Para a assistente social da Coordenadoria da Mulher do Tribunal de Justiça de Sergipe, Shirley Amanda Leite, as mulheres vivem em uma sociedade machista e misógina, na qual o homem tem privilégios e a mulher sofre as consequências dessa desigualdade de direitos de gênero. Além disso, o âmbito familiar é um dos primeiros espaços em que a violência doméstica se concretiza. “São necessárias ações de prevenção e desconstrução desses conceitos enraizados desde os primórdios da humanidade.
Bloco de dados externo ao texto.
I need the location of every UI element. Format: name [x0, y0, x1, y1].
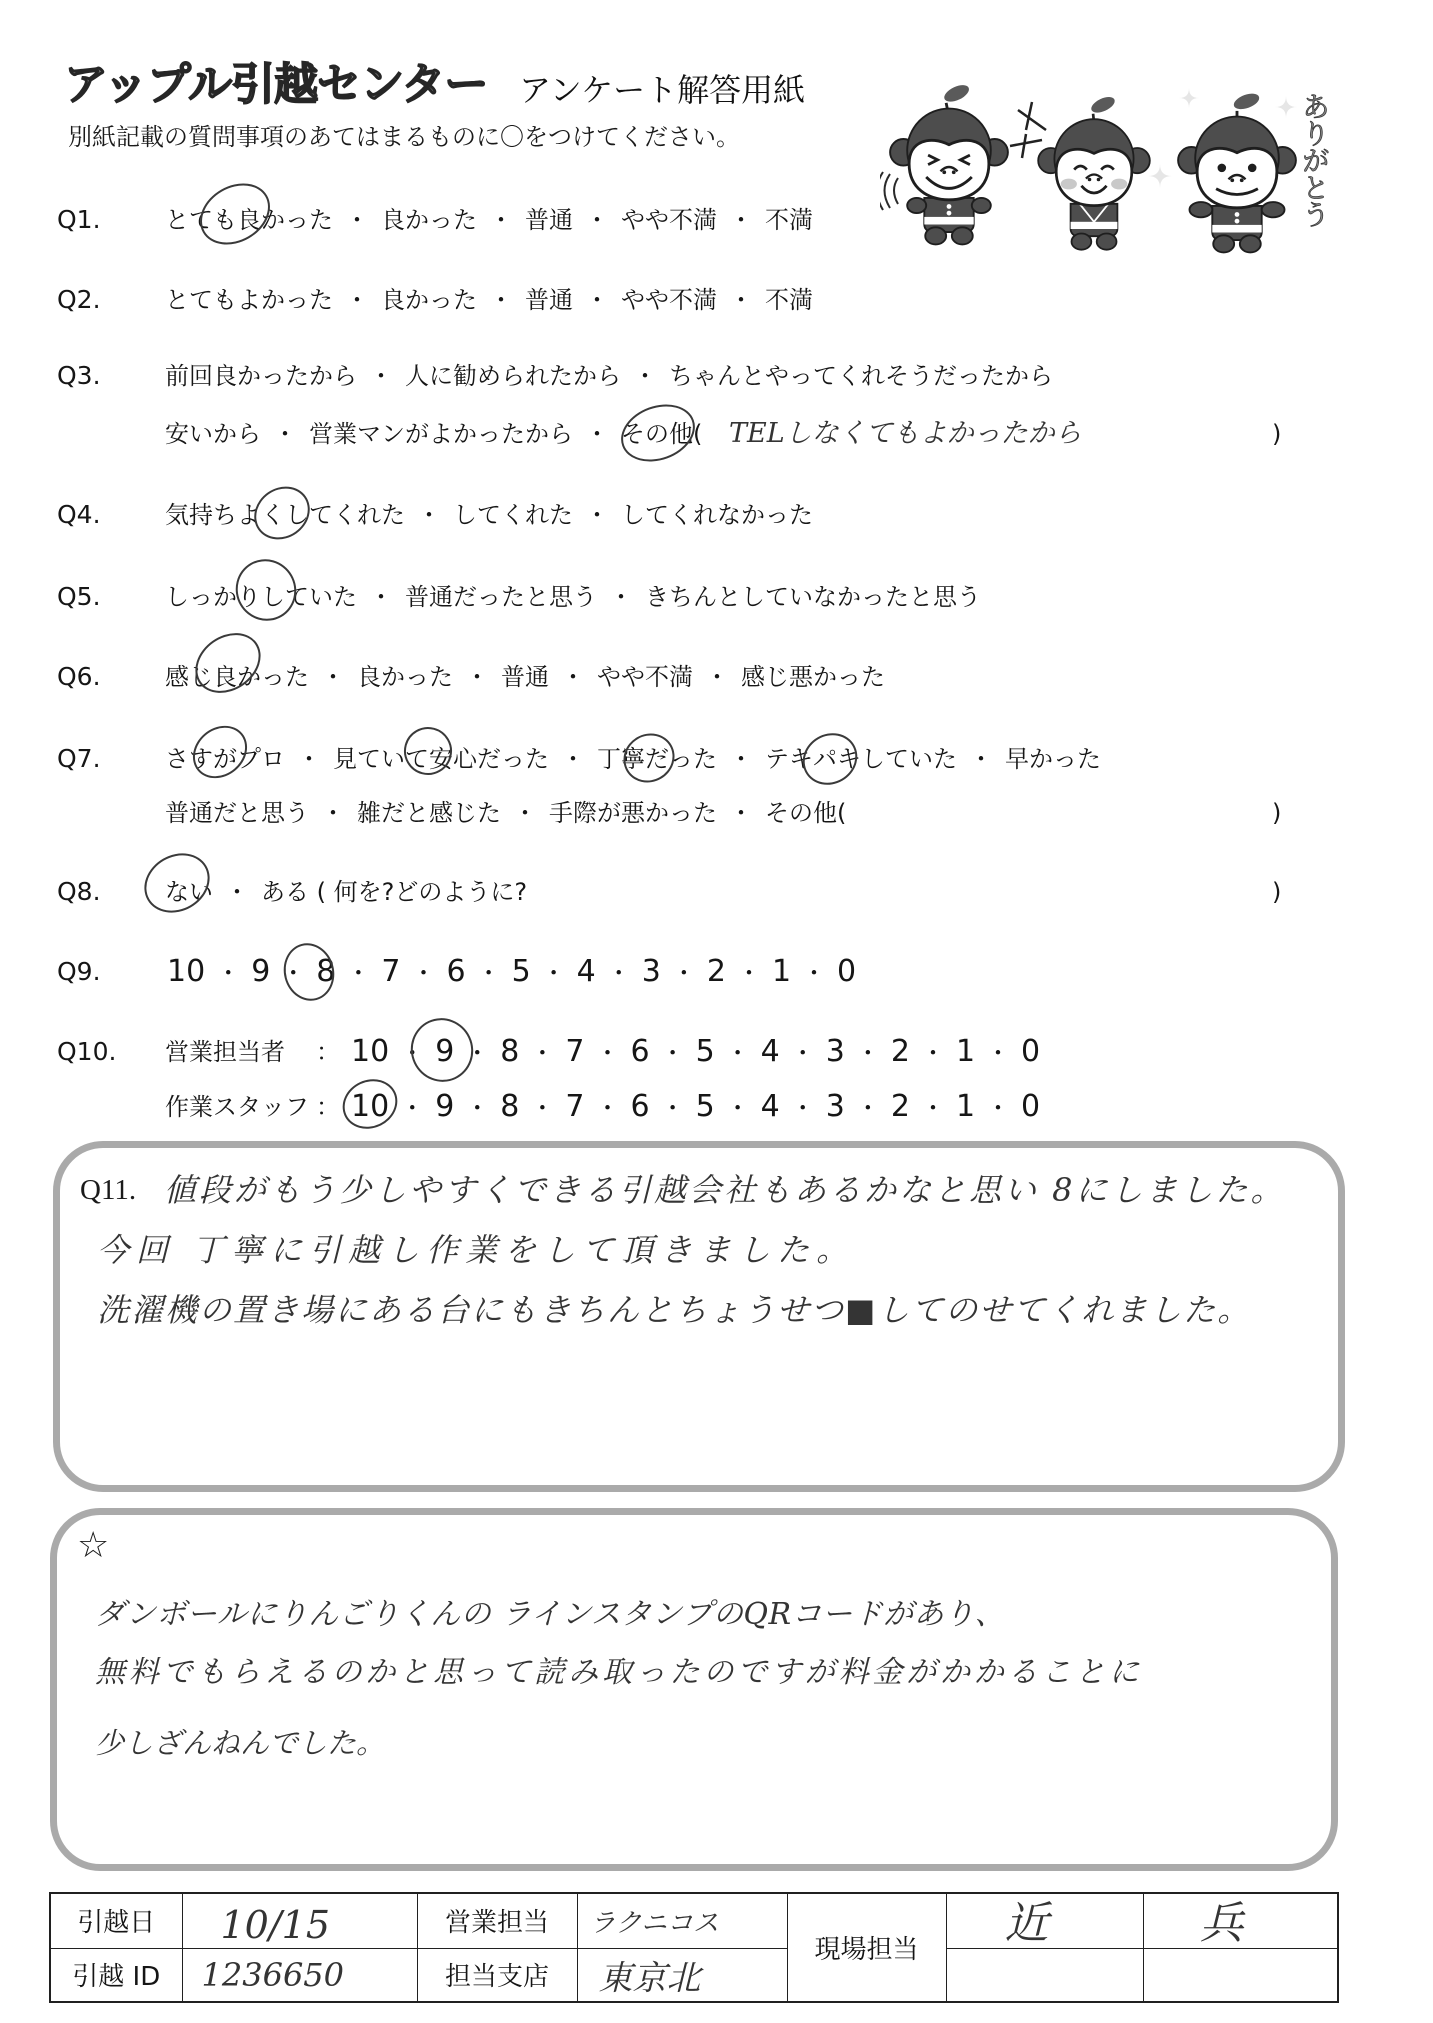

Com o advento da Lei Maria da Penha, os órgãos especializados no enfrentamento à violência doméstica têm implementado ações e campanhas que acabam influenciando efetivamente no aumento das denúncias e responsabilização dos autores de violência doméstica”, afirma.

Uma pesquisa feita pelo Monitor da Violência, aponta que no primeiro semestre de 2020 foram registrados 21 homicídios dolosos com feminicídio, contra 23 no mesmo período do ano passado. Os números revelam uma diminuição nos registros de crimes de violência contra a mulher no primeiro semestre de 2020 em Sergipe. O Femínicidio é a morte de pessoas do sexo feminino, decorrente de uma conduta criminosa que pode caracterizar um homicídio culposo (simples ou qualificado) ou doloso (simples, privilegiado ou qualificado). O estudo é uma parceria do G1 com o Núcleo de Estudos da Violência da Universidade de São Paulo (USP) e o Fórum Brasileiro de Segurança Pública. 

Além disso, o levantamento traz ainda dados sobre lesão corporal dolosa em decorrência de violência doméstica: 704 casos no primeiro semestre do ano passado contra 497 no mesmo período de 2020. Sergipe teve a segunda maior queda (-29%) da pesquisa. Os casos de estupro também caíram: 75 no primeiro semestre de 2019 contra 62 este ano, representando uma queda de 17%. O número de estupro de vulnerável consumado passou de 267 para 143 no território sergipano.

Serviços

Apesar de ser difícil para a mulher que está sofrendo violência doméstica a realização da denúncia, ela é o primeiro passo para quebrar o ciclo da violência. O Ligue 180 é a Central de Atendimento à Mulher em Situação de Violência, atualmente oferecida pelo Ministério da Mulher, da Família e dos Direitos Humanos. O objetivo é receber denúncias de violência contra a mulher nos âmbitos nacional e internacional. Se você é vítima ou conhece alguém que convive diariamente com a violência doméstica, denuncie.

Reconhecendo a existência de subnotificação de casos de violência contra a mulher em Sergipe no período da pandemia do novo coronavírus, o Departamento de Atendimento a Grupos Vulneráveis (DAGV) lançou uma campanha para alertar e orientar a população quanto à importância de denunciar a violência doméstica.

A iniciativa é um vídeo, sem áudio, publicado no Youtube, em que mulheres e profissionais da segurança pública trazem cartazes com os números 190 (Polícia Militar), 181 (Disque-Denúncia), 180 (Central de Atendimento à Mulher), 3205-9400 (Delegacia Especializada, em Aracaju) e outras informações.

Esta matéria foi produzida com apoio do Fundo de Auxílio Emergencial ao Jornalismo do Google News Initiative.